Re: -fPIE and stuff
On Wed, Feb 15, 2012 at 12:09:41AM +0000, Uoti Urpala wrote:
> > Anyway, the C standard says that there is a requirement that
> > both the DSO itself as all other objects must be able to take
> > the address of it and still get the same pointer. And this
> > obviously fails in your example.
> Yes, it fails in that example. But if you're trying to imply that this would
> mean protected visibility itself must be wrong, that does not follow: instead,
> you can say that the tools were invoked with incorrect arguments (missing
Or that the tools don't implement the needed things to make it
work without -fPIE.
> > > > As far as I understand things, this is supposed to work, and might
> > >
> > > It cannot work in the usual setup. Relocations are not supported for the
> > > main binary even on platforms that support them for shared libraries.
> > I'm pretty sure that the main binary supports relocations.

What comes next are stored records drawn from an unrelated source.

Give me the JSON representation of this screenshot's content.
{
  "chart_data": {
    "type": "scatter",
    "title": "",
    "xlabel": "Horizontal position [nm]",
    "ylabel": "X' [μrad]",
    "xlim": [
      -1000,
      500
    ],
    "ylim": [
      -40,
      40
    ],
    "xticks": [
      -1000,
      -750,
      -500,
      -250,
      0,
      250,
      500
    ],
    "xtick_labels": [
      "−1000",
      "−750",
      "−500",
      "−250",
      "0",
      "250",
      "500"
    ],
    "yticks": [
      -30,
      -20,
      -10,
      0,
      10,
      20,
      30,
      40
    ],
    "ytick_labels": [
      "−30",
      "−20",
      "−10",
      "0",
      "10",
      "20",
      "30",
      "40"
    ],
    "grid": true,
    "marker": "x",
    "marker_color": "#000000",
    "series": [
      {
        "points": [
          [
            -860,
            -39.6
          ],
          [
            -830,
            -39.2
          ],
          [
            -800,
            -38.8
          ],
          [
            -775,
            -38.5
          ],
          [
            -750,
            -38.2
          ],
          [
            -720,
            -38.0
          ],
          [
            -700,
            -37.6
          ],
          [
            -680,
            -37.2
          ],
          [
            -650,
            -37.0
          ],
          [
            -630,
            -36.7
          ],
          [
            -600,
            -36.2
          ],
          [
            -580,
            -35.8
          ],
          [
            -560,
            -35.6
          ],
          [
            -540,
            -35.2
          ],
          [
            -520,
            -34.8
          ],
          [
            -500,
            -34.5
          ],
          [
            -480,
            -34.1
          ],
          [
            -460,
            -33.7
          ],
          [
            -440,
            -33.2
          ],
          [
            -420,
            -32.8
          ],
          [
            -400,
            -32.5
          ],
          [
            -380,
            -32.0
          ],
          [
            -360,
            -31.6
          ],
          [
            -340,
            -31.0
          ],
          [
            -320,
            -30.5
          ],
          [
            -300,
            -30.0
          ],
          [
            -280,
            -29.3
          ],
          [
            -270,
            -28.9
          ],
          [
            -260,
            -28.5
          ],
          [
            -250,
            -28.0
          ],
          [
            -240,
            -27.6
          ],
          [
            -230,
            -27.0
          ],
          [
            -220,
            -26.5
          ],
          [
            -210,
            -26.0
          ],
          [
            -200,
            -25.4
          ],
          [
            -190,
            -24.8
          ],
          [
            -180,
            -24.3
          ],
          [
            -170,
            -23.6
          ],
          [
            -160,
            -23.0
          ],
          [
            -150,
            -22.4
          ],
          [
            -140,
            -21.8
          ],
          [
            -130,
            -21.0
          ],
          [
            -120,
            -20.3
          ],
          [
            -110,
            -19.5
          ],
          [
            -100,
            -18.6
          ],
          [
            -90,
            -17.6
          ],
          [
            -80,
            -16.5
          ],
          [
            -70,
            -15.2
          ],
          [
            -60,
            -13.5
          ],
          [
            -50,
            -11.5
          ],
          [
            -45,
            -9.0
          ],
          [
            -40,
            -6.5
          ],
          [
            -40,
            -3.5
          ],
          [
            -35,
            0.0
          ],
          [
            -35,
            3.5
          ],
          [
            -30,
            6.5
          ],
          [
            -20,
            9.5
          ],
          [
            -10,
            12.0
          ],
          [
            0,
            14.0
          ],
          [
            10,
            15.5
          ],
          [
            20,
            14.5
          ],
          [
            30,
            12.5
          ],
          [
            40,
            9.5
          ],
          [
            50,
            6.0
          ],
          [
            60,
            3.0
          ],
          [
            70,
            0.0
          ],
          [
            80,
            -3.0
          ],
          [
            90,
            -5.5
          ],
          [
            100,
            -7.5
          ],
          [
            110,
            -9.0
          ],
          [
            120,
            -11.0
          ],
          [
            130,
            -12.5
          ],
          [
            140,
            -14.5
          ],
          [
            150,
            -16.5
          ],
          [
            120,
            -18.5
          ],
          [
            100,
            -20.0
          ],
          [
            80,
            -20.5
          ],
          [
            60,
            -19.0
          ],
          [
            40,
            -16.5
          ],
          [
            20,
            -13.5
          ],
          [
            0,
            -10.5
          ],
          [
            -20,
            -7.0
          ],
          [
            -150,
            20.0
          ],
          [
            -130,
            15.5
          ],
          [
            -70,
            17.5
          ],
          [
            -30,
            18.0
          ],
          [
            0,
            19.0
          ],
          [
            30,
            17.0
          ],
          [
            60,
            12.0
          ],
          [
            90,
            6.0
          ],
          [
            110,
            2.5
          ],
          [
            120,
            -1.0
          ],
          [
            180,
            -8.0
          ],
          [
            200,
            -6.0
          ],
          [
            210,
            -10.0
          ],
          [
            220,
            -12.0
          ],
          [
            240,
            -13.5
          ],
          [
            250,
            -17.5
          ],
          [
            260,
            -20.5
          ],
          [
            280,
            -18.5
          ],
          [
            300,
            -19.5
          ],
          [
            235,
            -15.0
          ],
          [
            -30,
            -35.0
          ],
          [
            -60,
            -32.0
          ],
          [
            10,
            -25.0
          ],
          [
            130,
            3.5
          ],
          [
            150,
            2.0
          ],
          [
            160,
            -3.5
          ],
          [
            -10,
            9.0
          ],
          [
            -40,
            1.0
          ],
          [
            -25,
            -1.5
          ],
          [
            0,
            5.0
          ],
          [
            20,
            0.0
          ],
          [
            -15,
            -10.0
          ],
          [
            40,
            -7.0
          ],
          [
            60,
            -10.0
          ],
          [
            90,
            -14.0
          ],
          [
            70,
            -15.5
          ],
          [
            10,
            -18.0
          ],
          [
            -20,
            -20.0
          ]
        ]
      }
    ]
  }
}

Else
> I meant the kind of text relocations that you can use in libraries on i386 but
> not on AMD64, and which -fPIC avoids.
Which has nothing to do with the executable?
> > So I would argue that the linker should either have created
> > different relocations or refused to create a binary, since
> > it's creating broken code.
> How could the linker create different relocations? I think doing that at link
> stage would necessarily require adding relocations for the code of the main
> executable. Those certainly aren't supported now, and while I haven't checked
> the details, I believe adding support would require changing more than the
And nobody will be interested in implementing it either.
> As for refusing to create a binary, that would probably be possible at least in
> the protected-visibility case, as the protected status is visible in the object
> file. OTOH in many cases things could still work, so a warning might be better
> than a hard failure (many libraries have no modifiable global variables, and for
> many typical uses having parts of the code see different instances of a constant
> symbol would still work as long as the contents of the instances are equal).
I really see no point in exporting constants and then marking
them protected. About the only useful exported constant I
can think of is something like a version string. And you
really want to use a function for that.
For all other cases I can't see how it's supposed to work.